Eskiden karnedeki kırık notlara
dair babaların tehdit cümlesiydi: “Seni bu yaz oto sanayiye, bizim
Nazım Usta'nın yanına vereyim de biraz burnun sürtsün!”
Bu göz korkutmalar da sanayideki
Nazım Usta da tarihe karıştı. Ama karnesi iyi olduğu hâlde,
minnacıktan ergene çocuk işçiliği devam ediyor...
Çocukların iş gücü olarak
görülmesi kırsal nüfusunda endüstrileşmeyle beraber ciddi azalma
göstermesine rağmen hâlâ sürüyor. 2012 yılı Çocuk İşgücü
Anketi'ne göre Türkiye'de 893 bin çocuk ekonomik faaliyette yer
alıyor. Bu sorunu ortadan kaldırma doğrultusunda 2018 ‘Çocuk
İşçiliği ile Mücadele Yılı’ ilan edildi.
Bu alanda yürütülen projelerden
birine; hayli eğlenceli bir o kadar da bilimsel ve kıymetli bir
projeye katıldım. Özgün ve nitelikli eğitimi çiftçi çocuklarına
ulaştırırken diğer yandan da dünya genelinde bir sorun olan tarımda
çocuk işçiliğini önlemek üzere geliştirilen ‘İşimiz Bilim Gücümüz
Sanat’ projesi için Adıyaman’ın Sarıharman köyündeydik.

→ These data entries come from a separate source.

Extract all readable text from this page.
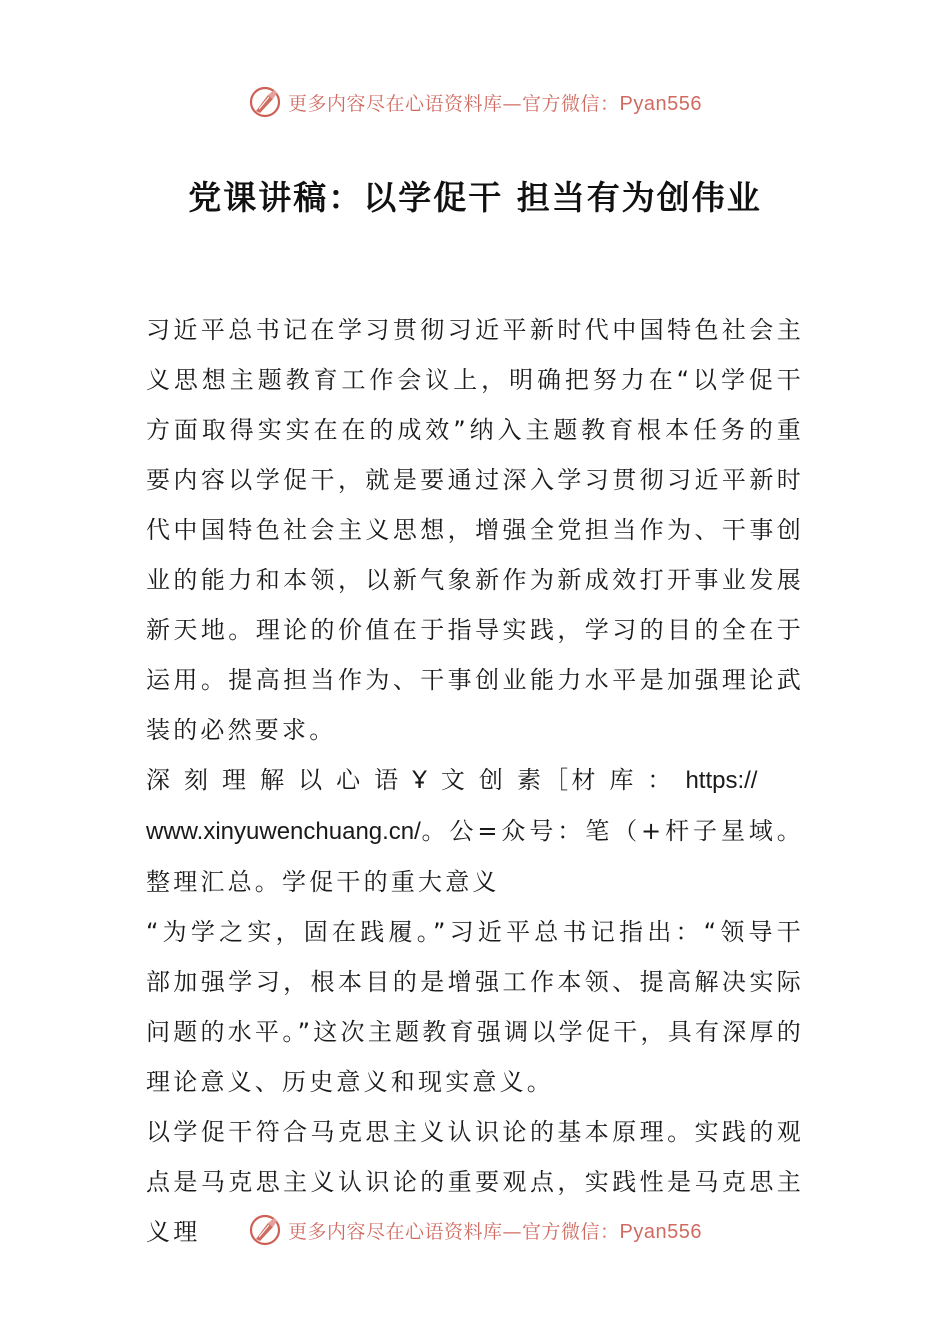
更多内容尽在心语资料库—官方微信：Pyan556
党课讲稿：以学促干 担当有为创伟业

习近平总书记在学习贯彻习近平新时代中国特色社会主义思想主题教育工作会议上，明确把努力在“以学促干方面取得实实在在的成效”纳入主题教育根本任务的重要内容以学促干，就是要通过深入学习贯彻习近平新时代中国特色社会主义思想，增强全党担当作为、干事创业的能力和本领，以新气象新作为新成效打开事业发展新天地。理论的价值在于指导实践，学习的目的全在于运用。提高担当作为、干事创业能力水平是加强理论武装的必然要求。

深 刻 理 解 以 心 语 Ұ 文 创 素［材 库 ： https://
www.xinyuwenchuang.cn/。公=众号：笔（+杆子星域。整理汇总。学促干的重大意义

“为学之实，固在践履。”习近平总书记指出：“领导干部加强学习，根本目的是增强工作本领、提高解决实际问题的水平。”这次主题教育强调以学促干，具有深厚的理论意义、历史意义和现实意义。

以学促干符合马克思主义认识论的基本原理。实践的观点是马克思主义认识论的重要观点，实践性是马克思主义理	更多内容尽在心语资料库—官方微信：Pyan556
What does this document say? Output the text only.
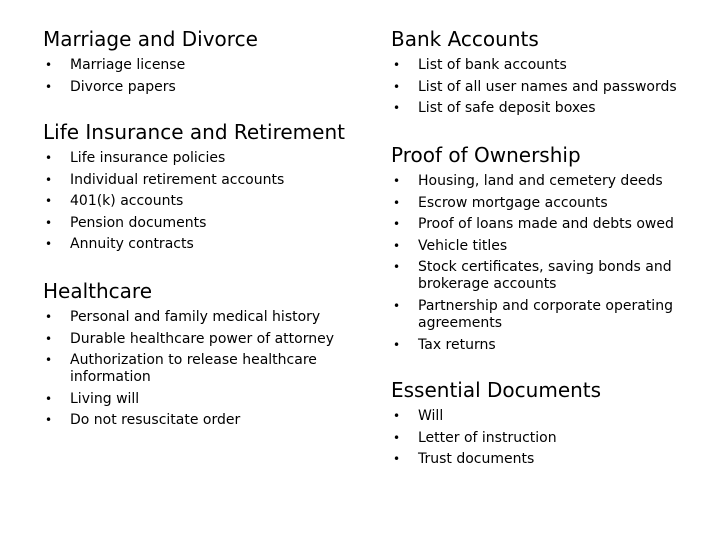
Marriage and Divorce
• Marriage license
• Divorce papers
Life Insurance and Retirement
• Life insurance policies
• Individual retirement accounts
• 401(k) accounts
• Pension documents
• Annuity contracts
Healthcare
• Personal and family medical history
• Durable healthcare power of attorney
• Authorization to release healthcare information
• Living will
• Do not resuscitate order
Bank Accounts
• List of bank accounts
• List of all user names and passwords
• List of safe deposit boxes
Proof of Ownership
• Housing, land and cemetery deeds
• Escrow mortgage accounts
• Proof of loans made and debts owed
• Vehicle titles
• Stock certificates, saving bonds and brokerage accounts
• Partnership and corporate operating agreements
• Tax returns
Essential Documents
• Will
• Letter of instruction
• Trust documents
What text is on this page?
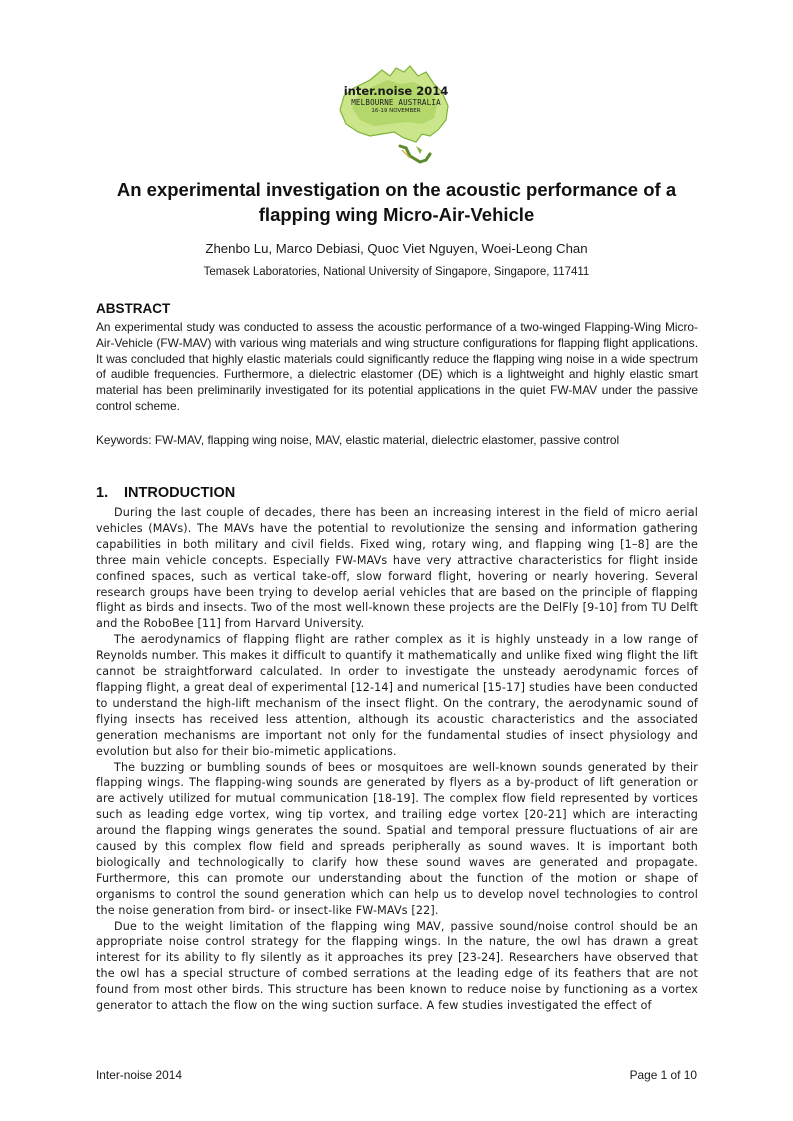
inter.noise 2014
MELBOURNE AUSTRALIA
16-19 NOVEMBER
An experimental investigation on the acoustic performance of a
flapping wing Micro-Air-Vehicle
Zhenbo Lu, Marco Debiasi, Quoc Viet Nguyen, Woei-Leong Chan
Temasek Laboratories, National University of Singapore, Singapore, 117411
ABSTRACT
An experimental study was conducted to assess the acoustic performance of a two-winged Flapping-Wing Micro-Air-Vehicle (FW-MAV) with various wing materials and wing structure configurations for flapping flight applications. It was concluded that highly elastic materials could significantly reduce the flapping wing noise in a wide spectrum of audible frequencies. Furthermore, a dielectric elastomer (DE) which is a lightweight and highly elastic smart material has been preliminarily investigated for its potential applications in the quiet FW-MAV under the passive control scheme.
Keywords: FW-MAV, flapping wing noise, MAV, elastic material, dielectric elastomer, passive control
1. INTRODUCTION

During the last couple of decades, there has been an increasing interest in the field of micro aerial vehicles (MAVs). The MAVs have the potential to revolutionize the sensing and information gathering capabilities in both military and civil fields. Fixed wing, rotary wing, and flapping wing [1–8] are the three main vehicle concepts. Especially FW-MAVs have very attractive characteristics for flight inside confined spaces, such as vertical take-off, slow forward flight, hovering or nearly hovering. Several research groups have been trying to develop aerial vehicles that are based on the principle of flapping flight as birds and insects. Two of the most well-known these projects are the DelFly [9-10] from TU Delft and the RoboBee [11] from Harvard University.

The aerodynamics of flapping flight are rather complex as it is highly unsteady in a low range of Reynolds number. This makes it difficult to quantify it mathematically and unlike fixed wing flight the lift cannot be straightforward calculated. In order to investigate the unsteady aerodynamic forces of flapping flight, a great deal of experimental [12-14] and numerical [15-17] studies have been conducted to understand the high-lift mechanism of the insect flight. On the contrary, the aerodynamic sound of flying insects has received less attention, although its acoustic characteristics and the associated generation mechanisms are important not only for the fundamental studies of insect physiology and evolution but also for their bio-mimetic applications.

The buzzing or bumbling sounds of bees or mosquitoes are well-known sounds generated by their flapping wings. The flapping-wing sounds are generated by flyers as a by-product of lift generation or are actively utilized for mutual communication [18-19]. The complex flow field represented by vortices such as leading edge vortex, wing tip vortex, and trailing edge vortex [20-21] which are interacting around the flapping wings generates the sound. Spatial and temporal pressure fluctuations of air are caused by this complex flow field and spreads peripherally as sound waves. It is important both biologically and technologically to clarify how these sound waves are generated and propagate. Furthermore, this can promote our understanding about the function of the motion or shape of organisms to control the sound generation which can help us to develop novel technologies to control the noise generation from bird- or insect-like FW-MAVs [22].

Due to the weight limitation of the flapping wing MAV, passive sound/noise control should be an appropriate noise control strategy for the flapping wings. In the nature, the owl has drawn a great interest for its ability to fly silently as it approaches its prey [23-24]. Researchers have observed that the owl has a special structure of combed serrations at the leading edge of its feathers that are not found from most other birds. This structure has been known to reduce noise by functioning as a vortex generator to attach the flow on the wing suction surface. A few studies investigated the effect of

Inter-noise 2014	Page 1 of 10
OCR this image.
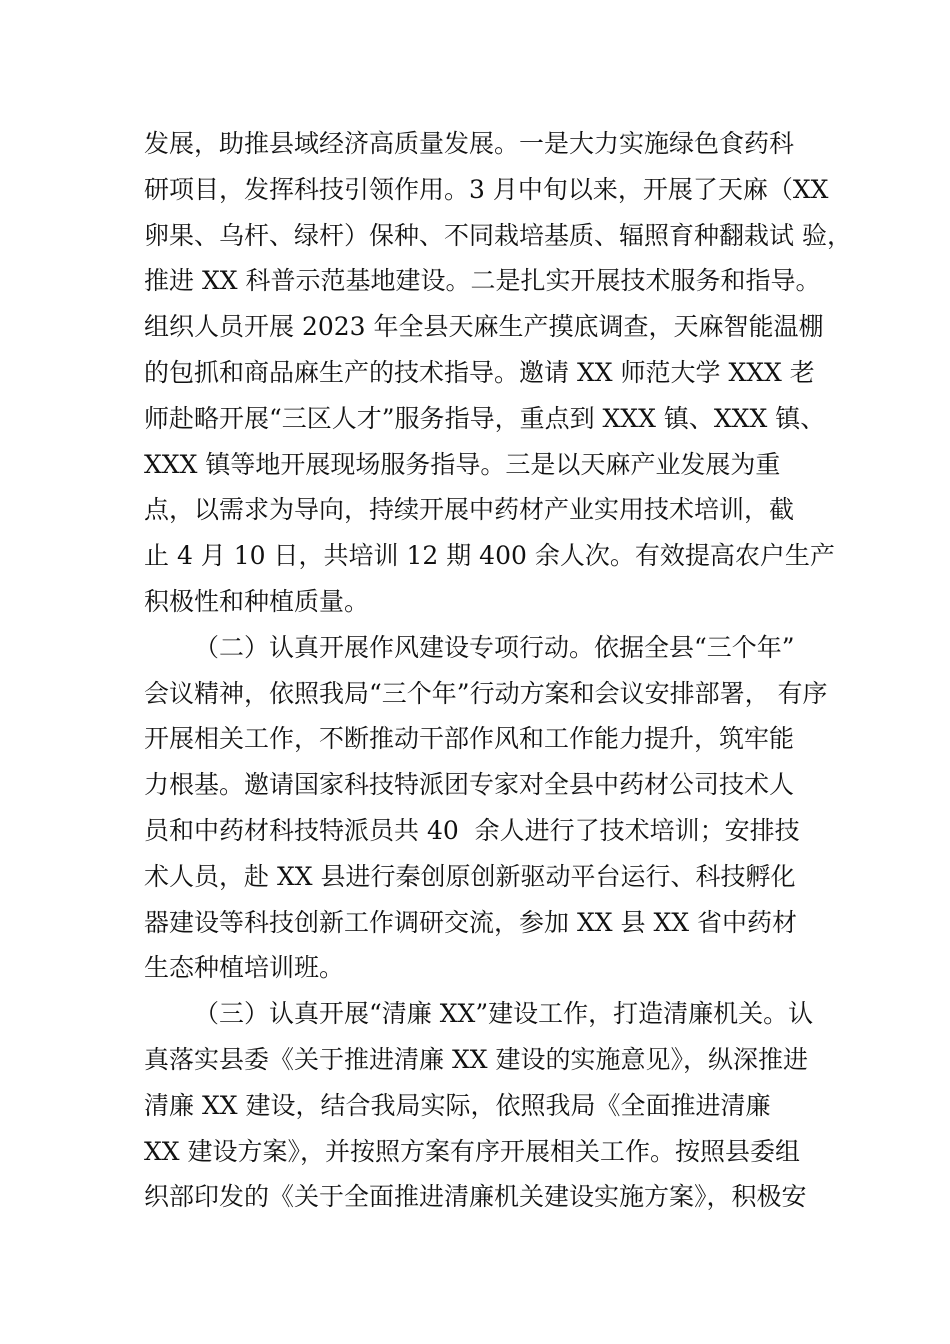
发展，助推县域经济高质量发展。一是大力实施绿色食药科
研项目，发挥科技引领作用。3 月中旬以来，开展了天麻（XX
卵果、乌杆、绿杆）保种、不同栽培基质、辐照育种翻栽试 验，
推进 XX 科普示范基地建设。二是扎实开展技术服务和指导。
组织人员开展 2023 年全县天麻生产摸底调查，天麻智能温棚
的包抓和商品麻生产的技术指导。邀请 XX 师范大学 XXX 老
师赴略开展“三区人才”服务指导，重点到 XXX 镇、XXX 镇、
XXX 镇等地开展现场服务指导。三是以天麻产业发展为重
点，以需求为导向，持续开展中药材产业实用技术培训，截
止 4 月 10 日，共培训 12 期 400 余人次。有效提高农户生产
积极性和种植质量。
（二）认真开展作风建设专项行动。依据全县“三个年”
会议精神，依照我局“三个年”行动方案和会议安排部署， 有序
开展相关工作，不断推动干部作风和工作能力提升，筑牢能
力根基。邀请国家科技特派团专家对全县中药材公司技术人
员和中药材科技特派员共 40  余人进行了技术培训；安排技
术人员，赴 XX 县进行秦创原创新驱动平台运行、科技孵化
器建设等科技创新工作调研交流，参加 XX 县 XX 省中药材
生态种植培训班。
（三）认真开展“清廉 XX”建设工作，打造清廉机关。认
真落实县委《关于推进清廉 XX 建设的实施意见》，纵深推进
清廉 XX 建设，结合我局实际，依照我局《全面推进清廉
XX 建设方案》，并按照方案有序开展相关工作。按照县委组
织部印发的《关于全面推进清廉机关建设实施方案》，积极安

Sabancı
Vakfı’nın desteği ile Adıyaman Bilim ve Sanat Merkezi tarafından
gerçekleştirilen projeyle çiftçi çocukları yaz okulunda bilim ve
sanatla hemhâl oldu.
BİLSEM, ilkokullarda sınavla
tespit edilen özel yetenekli öğrencilerin örgün eğitimlerine ek
olarak özel destek aldıkları Bilim ve Sanat Eğitim Merkezlerinin
kısaltılmış ismi. Neredeyse tamamı tütün tarlalarında işçi olan
Sarıharman köyü çocukları, bir ay boyunca BİLSEM’in profesyonel
eğitimcileriyle kendileri için özel olarak tasarlanan Robotik ve
Kodlama, Bilim Avcıları, Diksiyon ve Yazarlık, İngilizce, Teknoloji
Tasarım gibi on bir farklı atölyede yepyeni bilgi ve beceriler
kazandı. Başlangıçta ‘Yüz elli olan okul mevcudunun üçte biri
dahi katılsa mutlu oluruz’ diye bakan eğitmenler, çocukların
eğitimlere büyük ilgi ve hevesle katıldığını, mevcudun tamamının
hatta civar köylerden çocukların geldiğini, katılımın iki yüz
ellinin üzerine çıktığını görünce büyük özveriyle
gerçekleştirdikleri çalışmanın amacına ulaştığını görmüş
oldular.
Daha önce hiç tablet dahi
görmemiş miniklerin, robot, roket yaptığını yapabildiğini, kâğıttan
stüdyolarında haber sunduklarını, resim sergisi açmayı
planladıklarını, görmek güzel olduğu kadar umut vericiydi… Hüzün,
takdir ve umut karışımı duygulara kapılıyorsunuz. Isırık izi bol
kalemleriyle yamru yumru bir şeyler yazarak ışıl ışıl bakan
sabiler. Onların her biri kim bilir gelecekte kimleer olacaklar
kimleer...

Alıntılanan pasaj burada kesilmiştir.